Everything will be ours, the patient one crowed. His power, our revenge, and the memories that he made over thousands of years. Years that should have been ours to live. Everything will finally be ours.
And then we'll go home to Atlantis, Ghean promised the frightened voice, and closed her eyes, sleeping as the submarine continued its way to the ocean bottom.
29
Half an hour later, the sea lit up in a sudden flood of light. "Water's nice and clear down here, long as there haven't been any quakes," Dana said. "We're about fifty meters from the bottom. Take a peek, Logan. You'll be able to see the city any minute now."
Lorhen, instead, leaned his head against the porthole's rim and closed his eyes, a queer thrill of anticipation running through him. Forty-five hundred years ago his first look at Atlantis had been from above, looking down the mounta
in slope to the glistening metropolis. Today, the water still hid the vista, but Lorhen rebuilt the image in his mind.

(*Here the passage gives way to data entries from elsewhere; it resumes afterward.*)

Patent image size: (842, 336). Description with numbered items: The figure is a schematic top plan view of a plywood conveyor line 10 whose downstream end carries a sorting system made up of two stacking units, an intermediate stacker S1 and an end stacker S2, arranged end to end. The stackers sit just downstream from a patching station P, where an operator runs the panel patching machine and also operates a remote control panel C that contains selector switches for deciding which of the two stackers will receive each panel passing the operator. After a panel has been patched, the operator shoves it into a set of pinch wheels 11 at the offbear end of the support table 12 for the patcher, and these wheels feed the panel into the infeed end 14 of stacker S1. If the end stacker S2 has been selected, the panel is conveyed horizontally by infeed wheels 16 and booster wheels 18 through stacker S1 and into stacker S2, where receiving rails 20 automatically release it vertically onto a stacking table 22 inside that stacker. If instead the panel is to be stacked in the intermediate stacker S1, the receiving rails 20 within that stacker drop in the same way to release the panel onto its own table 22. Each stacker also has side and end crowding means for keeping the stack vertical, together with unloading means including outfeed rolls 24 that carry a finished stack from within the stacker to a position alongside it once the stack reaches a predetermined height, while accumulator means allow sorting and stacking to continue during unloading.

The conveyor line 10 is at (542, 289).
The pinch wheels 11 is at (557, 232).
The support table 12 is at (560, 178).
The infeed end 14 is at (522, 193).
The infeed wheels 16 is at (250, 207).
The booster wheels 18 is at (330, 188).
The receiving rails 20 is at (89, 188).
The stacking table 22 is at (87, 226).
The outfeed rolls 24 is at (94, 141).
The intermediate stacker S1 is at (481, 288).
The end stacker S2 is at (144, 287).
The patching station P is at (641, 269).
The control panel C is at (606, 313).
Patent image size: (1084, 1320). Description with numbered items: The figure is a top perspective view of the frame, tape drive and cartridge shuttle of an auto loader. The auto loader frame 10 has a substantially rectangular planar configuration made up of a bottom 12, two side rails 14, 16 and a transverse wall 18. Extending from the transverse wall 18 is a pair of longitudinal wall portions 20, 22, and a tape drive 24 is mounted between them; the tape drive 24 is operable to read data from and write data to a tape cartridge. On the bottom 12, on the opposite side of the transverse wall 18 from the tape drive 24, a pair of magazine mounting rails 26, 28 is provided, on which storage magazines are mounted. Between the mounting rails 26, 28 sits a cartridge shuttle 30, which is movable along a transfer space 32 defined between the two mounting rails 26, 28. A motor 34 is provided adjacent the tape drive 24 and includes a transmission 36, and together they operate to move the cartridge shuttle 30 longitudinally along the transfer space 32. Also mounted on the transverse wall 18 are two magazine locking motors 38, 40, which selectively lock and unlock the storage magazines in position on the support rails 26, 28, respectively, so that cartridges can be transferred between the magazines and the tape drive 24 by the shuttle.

It wouldn't be the same, of course; nothing was ever the same. You can't go home again, the saying went, although it wasn't true. Lorhen had long since learned to recognize the changes taking place around him, or to ignore them without finding them a betrayal when he looked back to see they'd taken root. And Atlantis had been drowned for millennia; it was surprising there was anything left to return to. In the frantic minutes while he and Minyah ran from the epicenter at the temple, he'd seen buildings crumble and be swallowed whole into the crust. The old city must have been well built indeed, for anything to have survived.
"There we go," Michelle breathed, "Atlantis."
Lorhen opened his eyes to look through the light-stained water. "Jesus," he said inadvertently, and clamped his teeth together to prevent further commentary.
Even in the light's rapidly fading radius, it was obvious far more of the city had survived than he could have imagined. Streets were still visible, only a few feet below the submarine. Loosely collected sediment stirred into a fine film as the sub's engines disturbed the water. Shattered buildings lined the streets, walls crumpled in, leaving enough foundation to make vivid the separation of boulevards and buildings. Lorhen leaned forward, not quite pressing his nose against the glass to look as far to the sides as he could. They were too far from the city's center for the temple to be visible, and from the width of the street below, he suspected they were on one of the narrow cross-streets that sliced through the major roads.